JI : Dans la première moitié du XXème siècle, sous l’impulsion de Kemal Atatürk, la Turquie laïcise son éducation et l’Islam ne devient qu’un enseignement parmi d’autres, perdant alors son statut de référent éducationnel principal. Quelle est la première impression que les jeunes élèves turcs ont de l’Islam ? Étudiez-vous son histoire, ses pratiques, ses différentes branches – telles que chiites, sunnites – ou encore ses formes contemporaines ?

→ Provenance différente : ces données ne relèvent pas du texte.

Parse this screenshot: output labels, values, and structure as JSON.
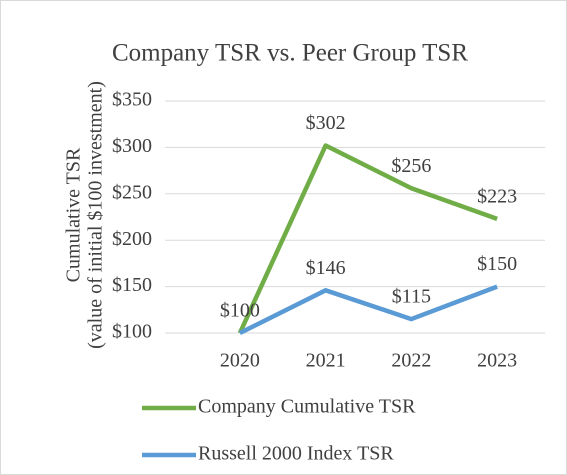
{
  "chart_data": {
    "type": "line",
    "title": "Company TSR vs. Peer Group TSR",
    "y_label": [
      "Cumulative TSR",
      "(value of initial $100 investment)"
    ],
    "categories": [
      "2020",
      "2021",
      "2022",
      "2023"
    ],
    "series": [
      {
        "name": "Company Cumulative TSR",
        "color": "#70ad47",
        "values": [
          100,
          302,
          256,
          223
        ],
        "value_labels": [
          "$100",
          "$302",
          "$256",
          "$223"
        ]
      },
      {
        "name": "Russell 2000 Index TSR",
        "color": "#5b9bd5",
        "values": [
          100,
          146,
          115,
          150
        ],
        "value_labels": [
          null,
          "$146",
          "$115",
          "$150"
        ]
      }
    ],
    "ylim": [
      100,
      350
    ],
    "yticks": [
      {
        "value": 100,
        "label": "$100"
      },
      {
        "value": 150,
        "label": "$150"
      },
      {
        "value": 200,
        "label": "$200"
      },
      {
        "value": 250,
        "label": "$250"
      },
      {
        "value": 300,
        "label": "$300"
      },
      {
        "value": 350,
        "label": "$350"
      }
    ],
    "grid": true,
    "legend": "bottom"
  }
}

ÇB : Les jeunes élèves turcs voient l’islam comme leur propre religion. Leur approche est principalement faite au sein de la famille. La plupart des jeunes étudiants ont une approche modérée de l’islam. Aussi, nous avons des cours sur la religion à l’école primaire, tels que « connaissance et culture de la religion et de l’éthique ». Ce programme de cours est arrangé par le gouvernement. Ainsi, c’est l’État qui gère cela. Avec ça, on peut canaliser les jeunes gens, les diriger vers le côté modéré de l’islam et les prémunir de la radicalisation. Pour moi, l’existence des lycées et universités Imam-Hatip (ndr : écoles religieuses) est quelque chose de positif pour un pays qui est à 98 % musulman. Nous étudions l’histoire de l’Islam, ses pratiques, ses différents courants (chiites, sunnites, alaouites…) et nous apprenons aussi des choses générales sur les autres religions.

JI : Bien que la Turquie soit composée à 98 % de musulmans, vous étudiez plus ou moins les autres religions. Lesquelles en particulier ?

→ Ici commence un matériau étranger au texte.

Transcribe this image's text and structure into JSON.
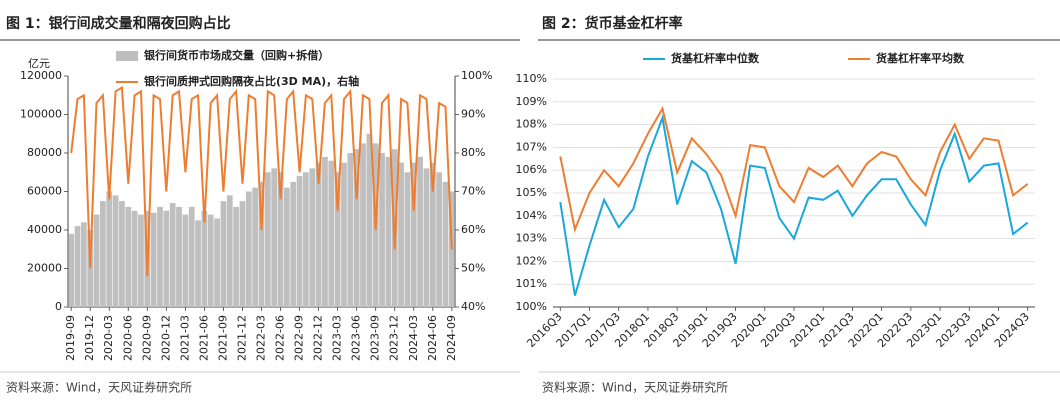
{
  "chart_data": [
    {
      "type": "combo",
      "title": "图 1：银行间成交量和隔夜回购占比",
      "ylabel": "亿元",
      "source": "资料来源：Wind，天风证券研究所",
      "legend": "top-left",
      "categories": [
        "2019-09",
        null,
        null,
        "2019-12",
        null,
        null,
        "2020-03",
        null,
        null,
        "2020-06",
        null,
        null,
        "2020-09",
        null,
        null,
        "2020-12",
        null,
        null,
        "2021-03",
        null,
        null,
        "2021-06",
        null,
        null,
        "2021-09",
        null,
        null,
        "2021-12",
        null,
        null,
        "2022-03",
        null,
        null,
        "2022-06",
        null,
        null,
        "2022-09",
        null,
        null,
        "2022-12",
        null,
        null,
        "2023-03",
        null,
        null,
        "2023-06",
        null,
        null,
        "2023-09",
        null,
        null,
        "2023-12",
        null,
        null,
        "2024-03",
        null,
        null,
        "2024-06",
        null,
        null,
        "2024-09"
      ],
      "ylim": [
        0,
        120000
      ],
      "yticks": [
        0,
        20000,
        40000,
        60000,
        80000,
        100000,
        120000
      ],
      "y2lim": [
        40,
        100
      ],
      "y2ticks": [
        {
          "value": 40,
          "label": "40%"
        },
        {
          "value": 50,
          "label": "50%"
        },
        {
          "value": 60,
          "label": "60%"
        },
        {
          "value": 70,
          "label": "70%"
        },
        {
          "value": 80,
          "label": "80%"
        },
        {
          "value": 90,
          "label": "90%"
        },
        {
          "value": 100,
          "label": "100%"
        }
      ],
      "series": [
        {
          "name": "银行间货币市场成交量（回购+拆借）",
          "type": "bar",
          "color": "#bfbfbf",
          "values": [
            38000,
            42000,
            44000,
            40000,
            48000,
            55000,
            60000,
            58000,
            55000,
            52000,
            50000,
            48000,
            50000,
            49000,
            52000,
            50000,
            54000,
            52000,
            48000,
            52000,
            45000,
            50000,
            48000,
            46000,
            55000,
            58000,
            52000,
            55000,
            60000,
            62000,
            65000,
            70000,
            72000,
            70000,
            62000,
            65000,
            68000,
            70000,
            72000,
            75000,
            78000,
            76000,
            70000,
            75000,
            80000,
            82000,
            85000,
            90000,
            85000,
            80000,
            78000,
            82000,
            75000,
            70000,
            75000,
            78000,
            72000,
            75000,
            70000,
            65000,
            60000
          ]
        },
        {
          "name": "银行间质押式回购隔夜占比(3D MA)，右轴",
          "type": "line",
          "axis": "y2",
          "color": "#ed7d31",
          "values": [
            80,
            94,
            95,
            50,
            93,
            95,
            68,
            96,
            97,
            72,
            95,
            96,
            48,
            95,
            94,
            70,
            95,
            96,
            75,
            94,
            95,
            62,
            93,
            95,
            70,
            94,
            96,
            72,
            95,
            94,
            60,
            96,
            95,
            68,
            94,
            96,
            75,
            95,
            94,
            72,
            93,
            95,
            65,
            94,
            96,
            68,
            95,
            94,
            60,
            93,
            95,
            55,
            94,
            93,
            65,
            95,
            94,
            70,
            93,
            92,
            55
          ]
        }
      ]
    },
    {
      "type": "line",
      "title": "图 2：货币基金杠杆率",
      "source": "资料来源：Wind，天风证券研究所",
      "legend": "top",
      "categories": [
        "2016Q3",
        null,
        "2017Q1",
        null,
        "2017Q3",
        null,
        "2018Q1",
        null,
        "2018Q3",
        null,
        "2019Q1",
        null,
        "2019Q3",
        null,
        "2020Q1",
        null,
        "2020Q3",
        null,
        "2021Q1",
        null,
        "2021Q3",
        null,
        "2022Q1",
        null,
        "2022Q3",
        null,
        "2023Q1",
        null,
        "2023Q3",
        null,
        "2024Q1",
        null,
        "2024Q3"
      ],
      "ylim": [
        100,
        110
      ],
      "yticks": [
        {
          "value": 100,
          "label": "100%"
        },
        {
          "value": 101,
          "label": "101%"
        },
        {
          "value": 102,
          "label": "102%"
        },
        {
          "value": 103,
          "label": "103%"
        },
        {
          "value": 104,
          "label": "104%"
        },
        {
          "value": 105,
          "label": "105%"
        },
        {
          "value": 106,
          "label": "106%"
        },
        {
          "value": 107,
          "label": "107%"
        },
        {
          "value": 108,
          "label": "108%"
        },
        {
          "value": 109,
          "label": "109%"
        },
        {
          "value": 110,
          "label": "110%"
        }
      ],
      "grid": true,
      "series": [
        {
          "name": "货基杠杆率中位数",
          "type": "line",
          "color": "#1aa7dc",
          "values": [
            104.6,
            100.5,
            102.7,
            104.7,
            103.5,
            104.3,
            106.6,
            108.3,
            104.5,
            106.4,
            105.9,
            104.3,
            101.9,
            106.2,
            106.1,
            103.9,
            103.0,
            104.8,
            104.7,
            105.1,
            104.0,
            104.9,
            105.6,
            105.6,
            104.5,
            103.6,
            106.0,
            107.6,
            105.5,
            106.2,
            106.3,
            103.2,
            103.7
          ]
        },
        {
          "name": "货基杠杆率平均数",
          "type": "line",
          "color": "#ed7d31",
          "values": [
            106.6,
            103.4,
            105.0,
            106.0,
            105.3,
            106.3,
            107.6,
            108.7,
            105.9,
            107.4,
            106.7,
            105.8,
            104.0,
            107.1,
            107.0,
            105.3,
            104.6,
            106.1,
            105.7,
            106.2,
            105.3,
            106.3,
            106.8,
            106.6,
            105.6,
            104.9,
            106.8,
            108.0,
            106.5,
            107.4,
            107.3,
            104.9,
            105.4
          ]
        }
      ]
    }
  ]
}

ÇB : Nous n’étudions pas les autres religions avec autant de précision que nous le faisons pour l’islam, mais nous les étudions pour avoir une connaissance générale. Nous nous intéressons principalement au christianisme et au judaïsme. On parle de leurs livres saints, de leurs prophètes… Des informations générales, somme toute.